After a week-long unwanted hiatus, WSS is back. I'm sure all three of my readers are thrilled beyond belief. After a week full of cursing technology, and wishing a painful death to all spammers and hackers--the problem has been temporarily solved. Rather than trying to recap items from the previous week, (and there were some juicy ones) we'll just move forward.
Mustache Madness
As we get closer to the NCAA Tournament, there is a disturbing fad that is sweeping workplaces across the country. In honor of March Madness, men across this great land of ours are competing with fellow co-workers in a one-month mustache growing competition, aptly named: Mustache Madness. Call me crazy, but competing with other grown men to see who can grow the best upper-lip pubes seems a tad bit fruity. Not that there's anything wrong with that, but you can count me out. Sadly, this new spring-time phenomenon has gripped the office in which I clock my forty hours a week. Even when mustaches were cool--they weren't. There are two types of men you should never trust; guys who have a first name for a surname, and guys with mustaches. If you meet a man who has both...run. Needless to say, it was quite an interesting day at the office. I felt like I was surrounded by either a bunch of motorcycle cops, or dudes on the brink of being featured on To Catch A Predator. It wouldn't have shocked me to see a camera crew bust out of the supply closet, followed by Chris Hansen holding a chat log. As much as this whole endeavor creeps me out, I must admit that I am thoroughly enjoying the opportunity to poke fun at my colleagues. My goal is to mercilessly berate each participant, forcing them to go to the razor early and lose the competition. As one of my office mates headed out for lunch today, I asked him if he was going to cruise the local neighborhoods with a leash, and a picture of his lost puppy. Yeah, I'll be lucky to escape March without a fat lip.Billy Packer, Blind Or Stupid?

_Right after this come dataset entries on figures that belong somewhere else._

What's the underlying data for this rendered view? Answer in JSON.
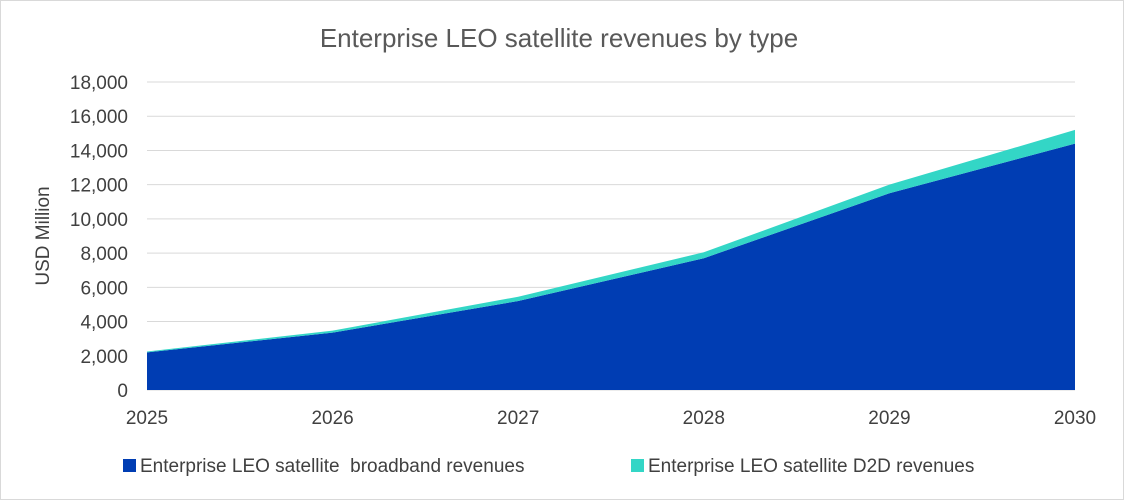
{
  "chart_data": {
    "type": "area",
    "stacked": true,
    "title": "Enterprise LEO satellite revenues by type",
    "ylabel": "USD Million",
    "xlabel": "",
    "x": [
      "2025",
      "2026",
      "2027",
      "2028",
      "2029",
      "2030"
    ],
    "ylim": [
      0,
      18000
    ],
    "yticks": [
      0,
      2000,
      4000,
      6000,
      8000,
      10000,
      12000,
      14000,
      16000,
      18000
    ],
    "ytick_labels": [
      "0",
      "2,000",
      "4,000",
      "6,000",
      "8,000",
      "10,000",
      "12,000",
      "14,000",
      "16,000",
      "18,000"
    ],
    "grid": true,
    "legend_position": "bottom",
    "series": [
      {
        "name": "Enterprise LEO satellite  broadband revenues",
        "color": "#003DB3",
        "values": [
          2200,
          3350,
          5200,
          7700,
          11500,
          14400
        ]
      },
      {
        "name": "Enterprise LEO satellite D2D revenues",
        "color": "#33D6C6",
        "values": [
          50,
          120,
          250,
          350,
          500,
          800
        ]
      }
    ]
  }
}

We'll go with biased. By now, everyone has chimed in about what happened on Tobacco Road over the weekend. Since we are a little late in our coverage, here is what Money Players had to say about the incident:My vote for the most annoying broadcaster is CBS's Billy Packer. Announcing today's Duke/UNC game, Packer was convinced that the referees blew the call on Gerald Henderson's foul on Hansbrough, calling it unintentional, not flagrant. This was after he had the opportunity to review the videotape...over and over. I am sure Henderson's intent was not to KO Hansbrough, but there is no defensive technique that I am aware of that involves using your forearm to block someone's shot
Check out Money Players when you get a chance. Good stuff.
Box Seat In Hell

The Slant typically stays away from anything to do with politics. Being moderate and apathetic, staying out of it just makes sense. But there is no way I was going to pass up this item. Scumbag politico Ann Coulter, (just an opinion) opened the filthy sewer that doubles as her mouth last week. Invited to speak to a conservative political action committee, Coulter called presidential candidate John Edwards a faggot. Nice work Ann. Keep paving your highway to hell sweetheart. Did I say sweetheart? I meant hateful, loud-mouthed skanky pundit. I don't know which was worse, her lame attempt at comedy or the crowd's approval. You decide. I do not advocate violence toward women in any way, shape or form. However, when I hear Ann Coulter speak I am consumed with a feeling best described in a line uttered by Kathleen Turner from the film The War Of The Roses, "When I look at you lately, I just want to smash your face in."
Side Note
Just because ESPN now has the rights to Arena Football doesn't mean that we should even slightly care about it. If you can stomach it, check out this nifty little sales job ESPN.com is running. Apparently, QB Raymond Philyaw had nice game this weekend. In other action the Dallas Desperados "slayed" the Dragons, who hail from some other city--60-7. I have no idea what any of that means either. There's your Arena League wrap-up for the year.
2 comments:
As much as i love March Madness, I'm not a fan of men attempting to battle it out for greatest facial hair achievements. You either end up looking like Alex Trebeck (and only he can look good looking like him), or a creepy sexual predator. Watching Adam Morrison last year actually gave me the shivers, and it wasn't because of his skills but because of the creepy rat-stache he grew. Keep up the good work mocking those who are attempting it.
It's quite weird that people would engage in a contest in which the longest facial pube wins. Spice it up like in Cheers where they went as far as measuring beer absorption. You could go as far as taking the whole crew to a Gentlemen's club and see who has the softest after having several face dances. There you will find your real winner. Beware though of the crazy guy at the company who comes at you with handful of shaving cream and a dull razor convinced you would look much better without all that crap on your face....He scares me!